Audio By Carbonatix
It's no secret that tortoises are among the most resilient animals on Earth, perfectly adapted for life in natural environments that others would find inhospitable.
But for one particularly tenacious pet tortoise, that hardy sense of survival allowed it to endure for decades in the most unnatural of places, according to reports.
Back in 1982, the Almeida Family was saddened to learn that their beloved pet, Manuela, a young red-footed tortoise, had gone missing.
Their house was under renovation at the time, so the family just assumed that the slow-moving animal had slipped out through a gate left open by the construction crew -- disappearing into the forest near their home in Realengo, Brazil.
But they couldn't have been more wrong.
The true fate of their lost pet remained a mystery for the next 30 years, that is until they were met with an unexpected surprise.
After their father Leonel passed away, the Almeida children returned to help clean out his cluttered storage room upstairs. As it turns out, Leonel was somewhat of a hoarder, so the room was jam-packed with things that he had found on the street, like broken televisions and furniture. Deciding it was mostly junk, the family set about moving it to the trash out front.
But while son Leandro Almeida was making a trip to the dumpster with a box of broken records, a neighbour asked him if he was intending to throw out the tortoise that was holed up inside.
"At that moment I was white and did not believe," Leandro told Globo TV.
That's when the Almeidas learned that, amazingly, the turtle had managed to somehow survive for three decades.
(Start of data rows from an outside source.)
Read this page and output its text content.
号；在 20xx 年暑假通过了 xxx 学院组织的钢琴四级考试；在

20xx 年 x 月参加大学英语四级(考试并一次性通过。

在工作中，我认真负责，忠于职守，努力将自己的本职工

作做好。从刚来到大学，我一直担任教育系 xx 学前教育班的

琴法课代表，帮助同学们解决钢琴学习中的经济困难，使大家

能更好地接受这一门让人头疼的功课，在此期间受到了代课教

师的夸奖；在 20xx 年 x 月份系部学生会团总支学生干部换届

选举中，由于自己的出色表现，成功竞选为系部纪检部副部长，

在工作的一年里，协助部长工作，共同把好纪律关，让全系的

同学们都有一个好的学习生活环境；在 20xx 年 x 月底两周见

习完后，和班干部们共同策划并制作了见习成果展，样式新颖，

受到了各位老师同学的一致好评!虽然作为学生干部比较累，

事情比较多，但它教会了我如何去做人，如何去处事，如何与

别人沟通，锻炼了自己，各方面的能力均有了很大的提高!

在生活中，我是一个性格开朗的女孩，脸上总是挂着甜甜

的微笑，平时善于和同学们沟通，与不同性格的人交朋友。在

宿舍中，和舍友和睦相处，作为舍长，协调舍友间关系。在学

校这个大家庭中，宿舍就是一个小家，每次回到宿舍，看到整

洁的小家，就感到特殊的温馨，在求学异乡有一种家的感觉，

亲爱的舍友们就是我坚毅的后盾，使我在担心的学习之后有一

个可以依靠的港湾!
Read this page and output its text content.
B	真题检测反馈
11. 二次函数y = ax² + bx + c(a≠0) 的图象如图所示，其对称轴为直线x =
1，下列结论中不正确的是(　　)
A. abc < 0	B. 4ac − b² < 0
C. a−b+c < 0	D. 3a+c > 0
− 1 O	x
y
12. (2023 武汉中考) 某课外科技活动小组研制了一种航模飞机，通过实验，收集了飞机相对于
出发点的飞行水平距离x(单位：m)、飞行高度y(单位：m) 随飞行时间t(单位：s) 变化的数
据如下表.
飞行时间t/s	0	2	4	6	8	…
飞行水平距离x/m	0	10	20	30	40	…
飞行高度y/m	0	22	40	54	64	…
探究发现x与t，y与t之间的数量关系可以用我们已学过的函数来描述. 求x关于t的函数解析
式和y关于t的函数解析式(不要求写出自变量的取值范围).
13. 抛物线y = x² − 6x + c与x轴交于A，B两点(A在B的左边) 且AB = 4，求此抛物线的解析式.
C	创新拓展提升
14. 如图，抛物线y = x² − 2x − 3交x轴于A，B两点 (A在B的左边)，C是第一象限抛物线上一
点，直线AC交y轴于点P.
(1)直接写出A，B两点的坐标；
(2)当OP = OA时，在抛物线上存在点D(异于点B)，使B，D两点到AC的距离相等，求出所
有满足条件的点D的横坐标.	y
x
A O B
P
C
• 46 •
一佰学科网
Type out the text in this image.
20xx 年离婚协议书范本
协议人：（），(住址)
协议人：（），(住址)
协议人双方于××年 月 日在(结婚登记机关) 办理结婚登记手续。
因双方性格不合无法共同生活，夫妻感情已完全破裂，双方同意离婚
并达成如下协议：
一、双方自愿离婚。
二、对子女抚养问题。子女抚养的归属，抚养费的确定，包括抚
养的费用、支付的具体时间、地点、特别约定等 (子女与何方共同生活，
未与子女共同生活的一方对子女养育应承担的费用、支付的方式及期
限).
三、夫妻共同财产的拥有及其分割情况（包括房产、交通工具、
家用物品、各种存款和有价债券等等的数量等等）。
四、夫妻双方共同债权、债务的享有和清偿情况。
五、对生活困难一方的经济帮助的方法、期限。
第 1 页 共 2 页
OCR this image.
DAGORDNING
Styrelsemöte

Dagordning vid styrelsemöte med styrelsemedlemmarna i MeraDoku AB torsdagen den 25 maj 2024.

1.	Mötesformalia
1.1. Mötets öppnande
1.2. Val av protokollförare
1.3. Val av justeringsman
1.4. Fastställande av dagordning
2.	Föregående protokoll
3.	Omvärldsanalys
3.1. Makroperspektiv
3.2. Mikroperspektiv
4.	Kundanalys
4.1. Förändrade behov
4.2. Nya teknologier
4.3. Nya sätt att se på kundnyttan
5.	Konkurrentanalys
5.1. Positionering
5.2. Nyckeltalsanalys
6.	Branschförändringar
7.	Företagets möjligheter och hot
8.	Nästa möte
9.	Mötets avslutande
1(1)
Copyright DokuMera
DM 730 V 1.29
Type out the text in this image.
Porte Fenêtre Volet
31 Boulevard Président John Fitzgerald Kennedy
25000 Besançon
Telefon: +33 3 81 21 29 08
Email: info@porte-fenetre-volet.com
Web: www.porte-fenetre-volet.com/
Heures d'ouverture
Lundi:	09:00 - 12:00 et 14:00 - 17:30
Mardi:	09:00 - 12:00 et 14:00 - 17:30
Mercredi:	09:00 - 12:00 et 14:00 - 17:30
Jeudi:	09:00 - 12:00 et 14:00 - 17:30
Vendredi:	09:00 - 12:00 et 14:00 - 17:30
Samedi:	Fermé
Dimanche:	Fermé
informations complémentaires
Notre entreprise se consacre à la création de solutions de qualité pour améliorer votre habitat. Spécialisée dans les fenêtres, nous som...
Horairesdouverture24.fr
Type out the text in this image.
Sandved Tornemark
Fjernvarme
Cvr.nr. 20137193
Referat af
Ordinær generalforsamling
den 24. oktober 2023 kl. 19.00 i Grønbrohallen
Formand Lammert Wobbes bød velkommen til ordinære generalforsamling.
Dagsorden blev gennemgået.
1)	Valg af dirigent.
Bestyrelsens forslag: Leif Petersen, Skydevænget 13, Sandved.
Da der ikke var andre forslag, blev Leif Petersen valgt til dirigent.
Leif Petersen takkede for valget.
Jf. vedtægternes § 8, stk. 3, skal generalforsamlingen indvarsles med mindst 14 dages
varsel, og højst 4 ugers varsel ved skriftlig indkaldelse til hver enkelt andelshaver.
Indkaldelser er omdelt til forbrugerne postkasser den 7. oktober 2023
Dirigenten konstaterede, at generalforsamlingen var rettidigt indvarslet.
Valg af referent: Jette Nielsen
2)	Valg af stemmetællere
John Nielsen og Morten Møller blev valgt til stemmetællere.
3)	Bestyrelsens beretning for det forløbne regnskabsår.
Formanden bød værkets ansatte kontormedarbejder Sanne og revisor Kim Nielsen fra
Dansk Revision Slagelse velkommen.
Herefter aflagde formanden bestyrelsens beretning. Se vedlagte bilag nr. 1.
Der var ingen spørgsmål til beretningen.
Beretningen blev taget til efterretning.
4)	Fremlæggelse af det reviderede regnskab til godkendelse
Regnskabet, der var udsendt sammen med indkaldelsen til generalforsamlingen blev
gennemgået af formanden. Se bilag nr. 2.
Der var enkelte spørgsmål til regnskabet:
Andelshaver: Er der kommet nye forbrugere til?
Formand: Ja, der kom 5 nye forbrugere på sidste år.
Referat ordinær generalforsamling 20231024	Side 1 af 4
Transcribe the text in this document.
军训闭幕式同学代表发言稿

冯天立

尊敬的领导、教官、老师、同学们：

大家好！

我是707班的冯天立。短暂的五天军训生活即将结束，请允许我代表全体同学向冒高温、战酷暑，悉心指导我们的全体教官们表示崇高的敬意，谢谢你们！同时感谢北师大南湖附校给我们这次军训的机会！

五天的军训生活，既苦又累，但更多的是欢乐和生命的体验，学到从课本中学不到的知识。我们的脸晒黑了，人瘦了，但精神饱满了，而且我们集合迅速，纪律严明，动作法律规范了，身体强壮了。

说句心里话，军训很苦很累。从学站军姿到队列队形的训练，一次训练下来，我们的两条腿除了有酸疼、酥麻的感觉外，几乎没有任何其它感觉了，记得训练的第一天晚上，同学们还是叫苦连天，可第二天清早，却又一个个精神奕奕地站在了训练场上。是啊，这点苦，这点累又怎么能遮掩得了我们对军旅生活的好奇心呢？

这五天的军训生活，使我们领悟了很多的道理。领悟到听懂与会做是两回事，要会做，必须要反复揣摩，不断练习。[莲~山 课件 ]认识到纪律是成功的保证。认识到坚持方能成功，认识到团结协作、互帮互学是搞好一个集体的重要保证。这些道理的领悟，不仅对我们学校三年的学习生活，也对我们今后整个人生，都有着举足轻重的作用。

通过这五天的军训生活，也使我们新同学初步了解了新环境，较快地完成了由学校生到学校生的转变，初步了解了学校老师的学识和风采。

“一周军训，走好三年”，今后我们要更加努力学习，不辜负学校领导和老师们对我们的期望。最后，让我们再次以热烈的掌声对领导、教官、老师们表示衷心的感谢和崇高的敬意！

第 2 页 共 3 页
The family suspects she had been able to sustain herself grubbing on termites which, thanks to all that unwanted furniture, were likely in abundance. And although she seemed to be surviving just fine in the confines of the storage room, Manuela is no doubt pleased (in her own tortoisey way) to be reunited with the family that had so long thought her gone forever.
But in the end, it's hard not to be impressed with the resiliency of life and the slow-and-steady approach to survival taken by tortoises -- both in living with us and perhaps sometimes in spite of it.